The sheet numbering of this manuscript starts with the number “15.” in the top left corner of the first sheet. A large underlined “15.” is found in Ethics working note No. 31 (ZE 97), also in the top left corner; this working note contains phrases on “The Individual and History.” The term “individual” is found on a sheet numbered “14.” that concludes the manuscript “Ethics as Formation” (see above, page 102, line 5). The first sheet of the manuscript “Heritage and Decay” bears the number “15.” in the top left corner. With the exception of sheets “15.” and “16.” of “Heritage and Decay,” all manuscripts up to this point have the page number at the top center of each page.
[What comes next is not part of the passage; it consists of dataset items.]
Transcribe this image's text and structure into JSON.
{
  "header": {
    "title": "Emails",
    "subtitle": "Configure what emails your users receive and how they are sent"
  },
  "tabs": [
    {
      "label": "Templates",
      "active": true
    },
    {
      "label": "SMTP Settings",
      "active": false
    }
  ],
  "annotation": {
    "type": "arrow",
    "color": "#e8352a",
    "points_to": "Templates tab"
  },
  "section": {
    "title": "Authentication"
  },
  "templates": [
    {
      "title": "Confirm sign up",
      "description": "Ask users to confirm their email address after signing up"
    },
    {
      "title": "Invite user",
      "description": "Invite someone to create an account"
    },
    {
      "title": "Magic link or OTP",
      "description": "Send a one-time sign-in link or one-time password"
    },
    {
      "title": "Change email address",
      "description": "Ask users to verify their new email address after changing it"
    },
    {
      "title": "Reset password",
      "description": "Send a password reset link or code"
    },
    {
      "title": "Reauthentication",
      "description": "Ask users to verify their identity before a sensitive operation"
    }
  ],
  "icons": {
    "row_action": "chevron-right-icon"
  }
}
Bonhoeffer apparently intended to insert the 1942 manuscript “History and the Good” at the point where, earlier in 1940, he had placed the manuscript “Heritage and Decay,” namely, after the manuscript “Ethics as Formation.”

[3.] The phrase “between a clearly recognized… evil” replaces “between good and evil.”

[4.] The “absolute” is the key term in German idealist philosophy, especially for Hegel. It denotes the unconditioned as opposed to the relative.